Why are there ugly brown clouds above cities?
Yet again, the answer is pollution. We have already talked about black carbon and small particle pollution. Black carbon refers to compounds in the atmosphere that are really efficient at absorbing light. Compounds less efficient at absorbing light are called brown carbon. They still absorb light, but less efficiently.
Research into brown carbon is very active, but because the compounds can be so varied there is a lot we don’t know. Scientists do know that these compounds are probably organic species, and that the formation of brown carbon involves heterocyclic species (Figure 5) with both carbon and nitrogen. A lot of these compounds are known to be emitted by soil, peat, and coal, giving scientists important sources for these compounds.

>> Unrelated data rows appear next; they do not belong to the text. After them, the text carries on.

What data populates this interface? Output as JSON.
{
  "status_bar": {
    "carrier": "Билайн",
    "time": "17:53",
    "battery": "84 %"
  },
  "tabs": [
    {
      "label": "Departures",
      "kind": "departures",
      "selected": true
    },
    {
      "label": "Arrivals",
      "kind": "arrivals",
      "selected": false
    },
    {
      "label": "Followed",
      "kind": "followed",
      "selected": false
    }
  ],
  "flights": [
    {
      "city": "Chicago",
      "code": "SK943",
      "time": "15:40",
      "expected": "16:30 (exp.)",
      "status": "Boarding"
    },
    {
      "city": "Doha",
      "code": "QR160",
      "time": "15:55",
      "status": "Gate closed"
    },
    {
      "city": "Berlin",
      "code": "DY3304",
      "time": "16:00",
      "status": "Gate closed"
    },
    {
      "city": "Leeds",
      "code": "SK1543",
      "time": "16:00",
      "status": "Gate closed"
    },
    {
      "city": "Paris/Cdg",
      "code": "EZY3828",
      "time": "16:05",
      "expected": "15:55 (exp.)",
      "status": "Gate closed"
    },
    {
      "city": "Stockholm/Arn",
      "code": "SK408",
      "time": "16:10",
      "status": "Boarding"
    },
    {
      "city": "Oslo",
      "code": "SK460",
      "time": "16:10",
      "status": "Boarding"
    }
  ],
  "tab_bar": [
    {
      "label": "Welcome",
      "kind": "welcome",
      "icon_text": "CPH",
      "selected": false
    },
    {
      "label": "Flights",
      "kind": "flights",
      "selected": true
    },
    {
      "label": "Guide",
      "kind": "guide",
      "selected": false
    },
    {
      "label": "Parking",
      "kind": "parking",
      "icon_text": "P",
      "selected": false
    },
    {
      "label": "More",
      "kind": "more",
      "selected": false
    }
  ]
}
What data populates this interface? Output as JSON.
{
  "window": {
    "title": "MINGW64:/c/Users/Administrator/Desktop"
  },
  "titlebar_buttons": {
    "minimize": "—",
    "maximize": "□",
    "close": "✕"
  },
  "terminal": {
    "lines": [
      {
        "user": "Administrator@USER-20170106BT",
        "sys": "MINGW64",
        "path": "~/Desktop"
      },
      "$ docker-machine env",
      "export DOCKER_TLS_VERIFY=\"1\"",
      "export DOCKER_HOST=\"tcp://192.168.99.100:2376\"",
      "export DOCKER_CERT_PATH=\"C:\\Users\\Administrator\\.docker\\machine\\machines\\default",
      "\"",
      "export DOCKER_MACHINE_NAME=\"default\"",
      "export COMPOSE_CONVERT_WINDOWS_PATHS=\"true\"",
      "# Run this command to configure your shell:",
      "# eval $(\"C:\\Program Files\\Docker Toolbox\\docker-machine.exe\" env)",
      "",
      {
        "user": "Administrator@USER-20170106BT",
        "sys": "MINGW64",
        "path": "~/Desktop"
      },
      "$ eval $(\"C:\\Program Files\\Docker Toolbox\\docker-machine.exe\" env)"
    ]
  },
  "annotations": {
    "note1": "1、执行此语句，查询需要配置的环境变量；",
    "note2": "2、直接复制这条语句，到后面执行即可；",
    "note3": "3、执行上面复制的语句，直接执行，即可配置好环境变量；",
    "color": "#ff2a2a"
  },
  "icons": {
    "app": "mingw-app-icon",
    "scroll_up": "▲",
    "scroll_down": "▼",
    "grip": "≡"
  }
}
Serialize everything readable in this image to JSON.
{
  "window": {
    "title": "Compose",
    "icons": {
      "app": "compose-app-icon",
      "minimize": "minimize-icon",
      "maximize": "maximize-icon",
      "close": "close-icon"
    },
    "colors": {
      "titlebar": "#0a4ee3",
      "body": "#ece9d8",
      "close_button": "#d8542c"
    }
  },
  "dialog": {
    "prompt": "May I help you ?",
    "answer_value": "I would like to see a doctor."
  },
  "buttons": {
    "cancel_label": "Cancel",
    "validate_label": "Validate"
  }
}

If we keep introducing pollution in the Earth, we will keep dulling the sky into these ugly colors, giving us one more reason to keep our air clean!
What do we know now?
Human beings are changing the sky by introducing haze and other light absorbing particles. This is an active area of research and every day, papers get published elucidating these effects just a little more. As we learn more, it’s important to pay attention and advocate for policies if need be to remedy some of the more dangerous effects. Besides having an effect on the aesthetics of the sky, many of the resulting particles from human-made processes are harmful for our health, often responsible for or enhancing respiratory issues like asthma. In the past, when these issues came up, we responded well (hence why there is regulation for air quality), and we just have to remain diligent regarding the air we breathe.